The shaft and bore finish also has significant influence on the ability of the shaft and hub or coupling to tolerate torsional vibration. If the finish is rough or ridged like the surface of the shaft in Figure 8, the frictional area is reduced, leaving the shaft and bore susceptible to premature wear and fretting.
The ANSI standard also defines several classes of keys and keyseat fits. When torsional vibration is occurring and an ANSI Class 1 fit is used for the key and keyseat, it may help to increase the fit to a Class 2 or 3. However, more care will be required during assembly.
The interference fit between the shaft and bore should be sufficient to transmit the torsional vibration forces in a shaft using keyseats and keys. Even if dimensions and resultant fits are within a particular standard, never assume friction is sufficient to prevent micromotion between the bore and shaft.

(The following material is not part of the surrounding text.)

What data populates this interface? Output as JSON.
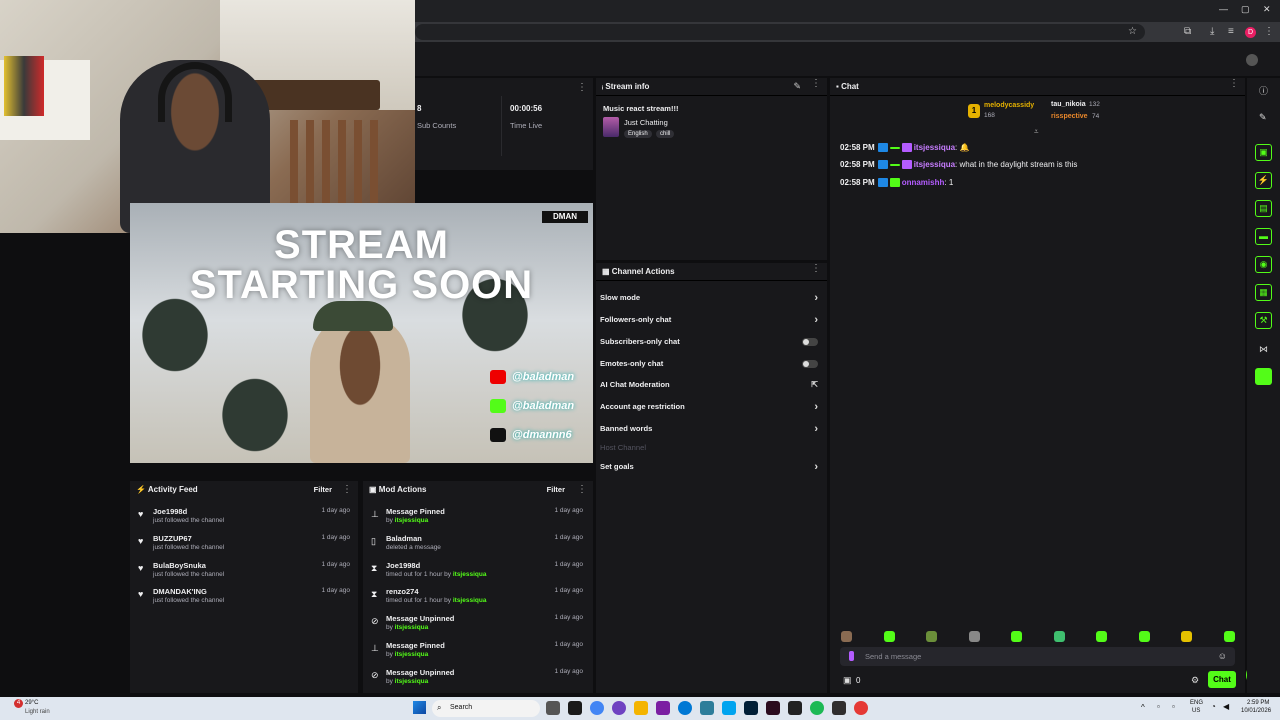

If torsional vibration data is available, the minimum required amount of fit may be calculated using equations that can be found in most machine design books.
CASE STUDY
The input gear in a gearbox had experienced repeated torsional fatigue failures. The failures became worse when the input shaft coupling was replaced with a different type coupling. Torsional vibration measurements with a strain gauge and a Holzer analysis identified a torsional natural frequency at the motor speed. The change in angular deflection was greatest near the input gear.
Several coupling designs were evaluated using Holzer modeling to determine which one would move the natural frequency away from the motor speed and reduce the angular deflection at the input gear. A coupling was selected that shifted the natural frequency and reduced the angular deflection at the input gear. Results of the torsional mode shape at motor running speed before and after the change are shown in Figure 9. The natural frequency changed about 10 percent and the angular deflection at the input gear was reduced 60 percent. Note that both plots vary from 0 - 1 (normalized), but maximum value of angular deflection after the coupling change was reduced 80 percent.
Figure 9: Before and after results of coupling change
CONCLUSION
Torsional resonance and failures are more common than recognized. They can be eliminated by:
- Careful machining and assembly.
- Measurement and correction of torsional variations.
- Changing the natural frequency(ies) of the system.
Analysis of a torsional failure may seem daunting at first, but it is always easier and less expensive than fixing repeat failures.
References:
- Harris, Cyril M. Shock and Vibration Handbook. New York City: McGraw-Hill Companies, 1996.
- Nestorides, E.J. A Handbook on Torsional Analysis. Cambridge: Cambridge University Press, 2011.
- American Petroleum Institute. API Standard 684, Tutorial on the API Standard Paragraphs Covering Rotor Dynamics and Balancing (An Introduction to Lateral Critical and Train Torsional Analysis and Rotor Balancing). Washington, D.C.: American Petroleum Institute, 1996.
- Shigley, J., Mischke, C. Standard Handbook of Machine Design. New York City: McGraw-Hill Companies, 1996.